Suppose the free particle moving inside 2D box. $$H=\frac{p_x^2}{2m}+\frac{p_y^2}{2m}+V$$ where the potential is zero inside the box and infinite outside the box.

It's clear that $p_x,p_y$ are not constant of motion but $p_x^2,p_y^2$ are. And these are in involution with each other so the system should be integrable.

How do you go about solving the problem? Can we write the explicit form of the solution? \begin{align*} \dot{x}&= \frac{p_x}{m}\ \ \&\ \ \dot{y}= \frac{p_y}{m}\\ \dot{p_x}&= -\partial_x V(x,y),\ \ \&\ \ \dot{p_y}= -\partial_yV(x,y) \end{align*} I don't How do you go about writing an explicit solution of these?

Answer 1

1. 2D rectangular billiard is Liouville integrable with 2 independent Poisson commuting integrals of motion $p_x^2$ and $p_y^2$. (They are preserved by the reflection conditions on the boundary. Moreover, $\vec{p}$ is preserved in the bulk.)

2. The solution is of the form $$ \begin{align} x(t)~=~& \frac{L_x}{2} \triangle \left(\frac{t-t_x}{T_x}\right) , \cr y(t)~=~& \frac{L_y}{2} \triangle \left(\frac{t-t_y}{T_y}\right) , \cr p_x(t)~=~& \frac{mL_x}{2T_x} \Box \left(\frac{t-t_x}{T_x}\right) , \cr p_y(t)~=~& \frac{mL_y}{2T_y} \Box \left(\frac{t-t_y}{T_y}\right) , \end{align} $$ where $\triangle$ and $\Box$ denote the triangle wave and square wave, respectively.

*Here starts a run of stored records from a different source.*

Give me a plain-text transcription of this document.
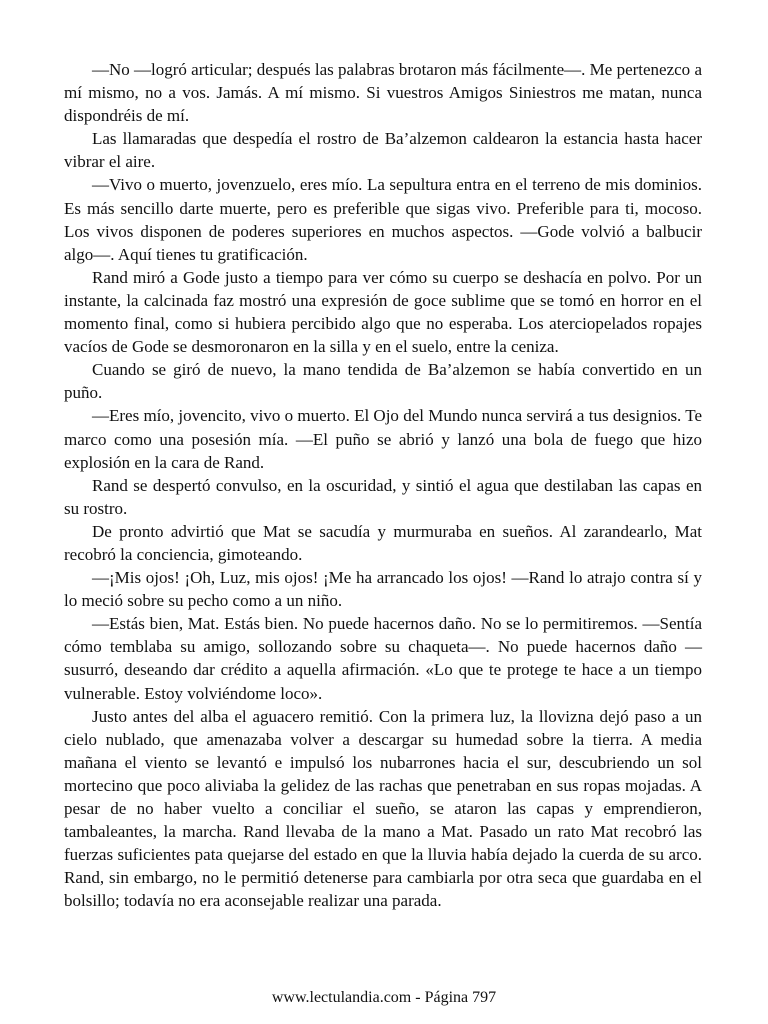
—No —logró articular; después las palabras brotaron más fácilmente—. Me pertenezco a mí mismo, no a vos. Jamás. A mí mismo. Si vuestros Amigos Siniestros me matan, nunca dispondréis de mí.

Las llamaradas que despedía el rostro de Ba’alzemon caldearon la estancia hasta hacer vibrar el aire.

—Vivo o muerto, jovenzuelo, eres mío. La sepultura entra en el terreno de mis dominios. Es más sencillo darte muerte, pero es preferible que sigas vivo. Preferible para ti, mocoso. Los vivos disponen de poderes superiores en muchos aspectos. —Gode volvió a balbucir algo—. Aquí tienes tu gratificación.

Rand miró a Gode justo a tiempo para ver cómo su cuerpo se deshacía en polvo. Por un instante, la calcinada faz mostró una expresión de goce sublime que se tomó en horror en el momento final, como si hubiera percibido algo que no esperaba. Los aterciopelados ropajes vacíos de Gode se desmoronaron en la silla y en el suelo, entre la ceniza.

Cuando se giró de nuevo, la mano tendida de Ba’alzemon se había convertido en un puño.

—Eres mío, jovencito, vivo o muerto. El Ojo del Mundo nunca servirá a tus designios. Te marco como una posesión mía. —El puño se abrió y lanzó una bola de fuego que hizo explosión en la cara de Rand.

Rand se despertó convulso, en la oscuridad, y sintió el agua que destilaban las capas en su rostro.

De pronto advirtió que Mat se sacudía y murmuraba en sueños. Al zarandearlo, Mat recobró la conciencia, gimoteando.

—¡Mis ojos! ¡Oh, Luz, mis ojos! ¡Me ha arrancado los ojos! —Rand lo atrajo contra sí y lo meció sobre su pecho como a un niño.

—Estás bien, Mat. Estás bien. No puede hacernos daño. No se lo permitiremos. —Sentía cómo temblaba su amigo, sollozando sobre su chaqueta—. No puede hacernos daño —susurró, deseando dar crédito a aquella afirmación. «Lo que te protege te hace a un tiempo vulnerable. Estoy volviéndome loco».

Justo antes del alba el aguacero remitió. Con la primera luz, la llovizna dejó paso a un cielo nublado, que amenazaba volver a descargar su humedad sobre la tierra. A media mañana el viento se levantó e impulsó los nubarrones hacia el sur, descubriendo un sol mortecino que poco aliviaba la gelidez de las rachas que penetraban en sus ropas mojadas. A pesar de no haber vuelto a conciliar el sueño, se ataron las capas y emprendieron, tambaleantes, la marcha. Rand llevaba de la mano a Mat. Pasado un rato Mat recobró las fuerzas suficientes pata quejarse del estado en que la lluvia había dejado la cuerda de su arco. Rand, sin embargo, no le permitió detenerse para cambiarla por otra seca que guardaba en el bolsillo; todavía no era aconsejable realizar una parada.

www.lectulandia.com - Página 797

3. Interestingly, 2D rectangular billiard is never a superintegrable system, even if the side lengths $L_x/L_y\in\mathbb{Q}$ are commensurable.

Answer 2

I'm not sure I understand your argument for why the system should be integrable. I think that in general the system is not integrable. If you look at Wikipedia's article on "Dynamical billiards" and its references, you'll see that it depends on the shape of the box: some special cases are integrable but in general the system is not integrable and can be chaotic.